Linear epitopes are consecutive residues within a peptide that interact with an antibody. Discontinuous epitopes are non-consecutive residues that are close together due to 3D folding of the protein sequence.

Question 162

What are the four subclasses of IgG and how do they differ?

Answer 162

IgG-1,2,3, and 4 differ based on the structure of the hinge region between the variable and constant regions. IgG1 is the most abundant and binds to protein epitopes. IgG2 binds to carbohydrate antigens. IgG3 has the longest hinge region.
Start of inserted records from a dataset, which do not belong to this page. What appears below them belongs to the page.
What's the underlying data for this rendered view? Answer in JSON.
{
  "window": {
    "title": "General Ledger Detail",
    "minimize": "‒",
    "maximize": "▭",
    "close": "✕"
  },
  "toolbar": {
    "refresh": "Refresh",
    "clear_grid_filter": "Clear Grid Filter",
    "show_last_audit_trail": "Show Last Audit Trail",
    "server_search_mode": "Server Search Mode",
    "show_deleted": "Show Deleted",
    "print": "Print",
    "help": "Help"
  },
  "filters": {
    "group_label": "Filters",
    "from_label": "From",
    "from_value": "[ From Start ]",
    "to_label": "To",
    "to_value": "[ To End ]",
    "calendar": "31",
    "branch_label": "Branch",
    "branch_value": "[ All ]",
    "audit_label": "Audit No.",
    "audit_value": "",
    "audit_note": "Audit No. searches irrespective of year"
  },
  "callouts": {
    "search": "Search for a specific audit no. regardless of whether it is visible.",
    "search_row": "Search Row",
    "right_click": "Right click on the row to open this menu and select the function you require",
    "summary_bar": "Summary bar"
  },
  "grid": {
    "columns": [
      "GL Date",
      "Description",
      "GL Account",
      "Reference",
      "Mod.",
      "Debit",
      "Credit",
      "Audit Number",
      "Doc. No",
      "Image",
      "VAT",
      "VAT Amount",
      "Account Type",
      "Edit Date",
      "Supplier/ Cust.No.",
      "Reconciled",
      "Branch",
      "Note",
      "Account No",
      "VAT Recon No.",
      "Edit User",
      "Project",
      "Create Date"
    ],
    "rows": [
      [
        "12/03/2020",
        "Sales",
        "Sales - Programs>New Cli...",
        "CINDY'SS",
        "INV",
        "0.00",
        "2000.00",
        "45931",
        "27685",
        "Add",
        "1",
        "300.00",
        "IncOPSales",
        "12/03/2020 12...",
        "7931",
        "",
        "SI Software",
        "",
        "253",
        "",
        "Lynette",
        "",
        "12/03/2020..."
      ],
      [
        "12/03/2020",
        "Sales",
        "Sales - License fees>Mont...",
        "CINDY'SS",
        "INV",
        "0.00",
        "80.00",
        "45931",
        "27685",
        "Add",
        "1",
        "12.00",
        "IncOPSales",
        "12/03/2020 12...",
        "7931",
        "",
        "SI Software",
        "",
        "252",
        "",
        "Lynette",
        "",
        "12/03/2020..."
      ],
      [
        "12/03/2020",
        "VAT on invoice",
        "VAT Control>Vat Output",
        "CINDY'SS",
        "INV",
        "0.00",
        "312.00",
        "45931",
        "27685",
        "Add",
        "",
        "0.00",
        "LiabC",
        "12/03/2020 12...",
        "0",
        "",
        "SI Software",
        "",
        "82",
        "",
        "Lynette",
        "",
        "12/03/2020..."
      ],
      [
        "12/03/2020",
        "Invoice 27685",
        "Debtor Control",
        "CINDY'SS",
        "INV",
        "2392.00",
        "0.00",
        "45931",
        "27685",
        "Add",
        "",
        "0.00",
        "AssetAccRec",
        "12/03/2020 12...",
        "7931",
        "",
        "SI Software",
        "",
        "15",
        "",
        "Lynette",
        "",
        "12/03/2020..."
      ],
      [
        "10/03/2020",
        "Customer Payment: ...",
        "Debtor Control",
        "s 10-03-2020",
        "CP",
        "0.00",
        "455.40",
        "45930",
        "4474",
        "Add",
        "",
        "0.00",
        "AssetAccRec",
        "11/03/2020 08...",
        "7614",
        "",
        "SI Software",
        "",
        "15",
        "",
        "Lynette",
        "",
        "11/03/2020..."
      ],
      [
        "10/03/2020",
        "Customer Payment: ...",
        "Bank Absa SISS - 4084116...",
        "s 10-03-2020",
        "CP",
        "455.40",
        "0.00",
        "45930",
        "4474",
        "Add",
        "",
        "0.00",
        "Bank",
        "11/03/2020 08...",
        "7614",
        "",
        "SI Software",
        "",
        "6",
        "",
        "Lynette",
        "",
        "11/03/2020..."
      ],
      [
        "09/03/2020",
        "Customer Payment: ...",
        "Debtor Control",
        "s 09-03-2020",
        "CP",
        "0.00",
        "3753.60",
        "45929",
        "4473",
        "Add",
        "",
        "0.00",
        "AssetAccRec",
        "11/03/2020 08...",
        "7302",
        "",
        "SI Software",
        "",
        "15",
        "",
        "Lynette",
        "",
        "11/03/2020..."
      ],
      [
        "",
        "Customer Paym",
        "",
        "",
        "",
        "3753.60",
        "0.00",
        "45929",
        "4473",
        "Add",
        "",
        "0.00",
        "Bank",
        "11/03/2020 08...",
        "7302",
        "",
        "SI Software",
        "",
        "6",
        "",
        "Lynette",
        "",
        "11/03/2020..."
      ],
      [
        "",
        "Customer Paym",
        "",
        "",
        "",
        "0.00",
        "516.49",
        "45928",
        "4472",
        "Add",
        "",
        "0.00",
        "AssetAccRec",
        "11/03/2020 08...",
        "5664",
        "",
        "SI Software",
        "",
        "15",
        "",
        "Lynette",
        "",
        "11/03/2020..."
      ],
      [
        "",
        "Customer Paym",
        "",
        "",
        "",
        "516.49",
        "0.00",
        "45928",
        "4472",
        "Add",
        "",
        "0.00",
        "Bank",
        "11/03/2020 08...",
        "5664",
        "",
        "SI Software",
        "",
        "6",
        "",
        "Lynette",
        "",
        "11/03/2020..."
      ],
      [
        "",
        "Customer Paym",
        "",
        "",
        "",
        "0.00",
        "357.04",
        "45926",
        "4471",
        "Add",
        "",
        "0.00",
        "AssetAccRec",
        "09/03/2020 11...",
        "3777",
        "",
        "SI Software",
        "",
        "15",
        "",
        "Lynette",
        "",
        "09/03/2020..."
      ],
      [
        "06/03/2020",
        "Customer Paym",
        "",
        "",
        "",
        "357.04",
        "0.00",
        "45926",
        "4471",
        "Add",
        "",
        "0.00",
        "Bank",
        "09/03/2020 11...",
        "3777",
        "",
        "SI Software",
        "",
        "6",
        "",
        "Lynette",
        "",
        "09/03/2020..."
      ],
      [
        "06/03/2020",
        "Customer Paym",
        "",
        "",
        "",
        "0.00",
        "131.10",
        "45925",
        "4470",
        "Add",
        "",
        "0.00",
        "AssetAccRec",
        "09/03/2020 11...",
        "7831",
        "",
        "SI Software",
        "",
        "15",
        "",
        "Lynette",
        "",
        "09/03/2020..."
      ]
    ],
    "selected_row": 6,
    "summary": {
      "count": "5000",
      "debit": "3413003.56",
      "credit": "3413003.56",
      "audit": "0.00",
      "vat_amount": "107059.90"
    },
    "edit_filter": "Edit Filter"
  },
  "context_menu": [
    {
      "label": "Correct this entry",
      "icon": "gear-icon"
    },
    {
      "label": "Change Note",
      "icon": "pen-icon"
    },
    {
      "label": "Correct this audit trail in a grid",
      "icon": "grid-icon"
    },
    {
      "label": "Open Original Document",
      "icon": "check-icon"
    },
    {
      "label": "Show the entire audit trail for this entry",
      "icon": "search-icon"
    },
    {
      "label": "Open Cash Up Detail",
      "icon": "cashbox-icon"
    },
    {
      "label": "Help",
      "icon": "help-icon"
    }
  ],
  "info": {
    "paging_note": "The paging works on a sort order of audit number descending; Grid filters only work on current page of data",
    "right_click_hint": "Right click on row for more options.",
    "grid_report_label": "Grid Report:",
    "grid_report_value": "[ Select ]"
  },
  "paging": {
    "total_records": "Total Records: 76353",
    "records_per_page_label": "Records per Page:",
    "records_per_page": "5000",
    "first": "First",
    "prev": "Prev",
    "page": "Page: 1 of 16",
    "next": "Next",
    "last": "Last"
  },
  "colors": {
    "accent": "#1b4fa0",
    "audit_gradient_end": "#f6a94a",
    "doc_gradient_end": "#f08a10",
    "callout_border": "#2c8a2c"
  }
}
The role of IgG4 is unknown.

Question 163

What is the largest of the immunoglobulins in terms of molecular weight?

Answer 163

IgMs are the largest IgG weighing ~970kDa

Question 164

What is the most abundant immunoglobulin?

Answer 164

IgG1 are most abundant in the serum of a normal healthy adult

Question 165

What role does the relative concentration of IgG and IgE play in allergic reactions?

Answer 165

People with allergies have higher level of serum IgE than normal. In order to prevent large immune responses, the concentration of IgG must increase to be greater than that of the IgE.

Question 166

Describe the flexibility of the IgG molecule

Answer 166

The arms of the IgG molecule can wave, rotate, and bend allowing it to simultaneously bind pathogens and effector molecules and receptors of the immune system.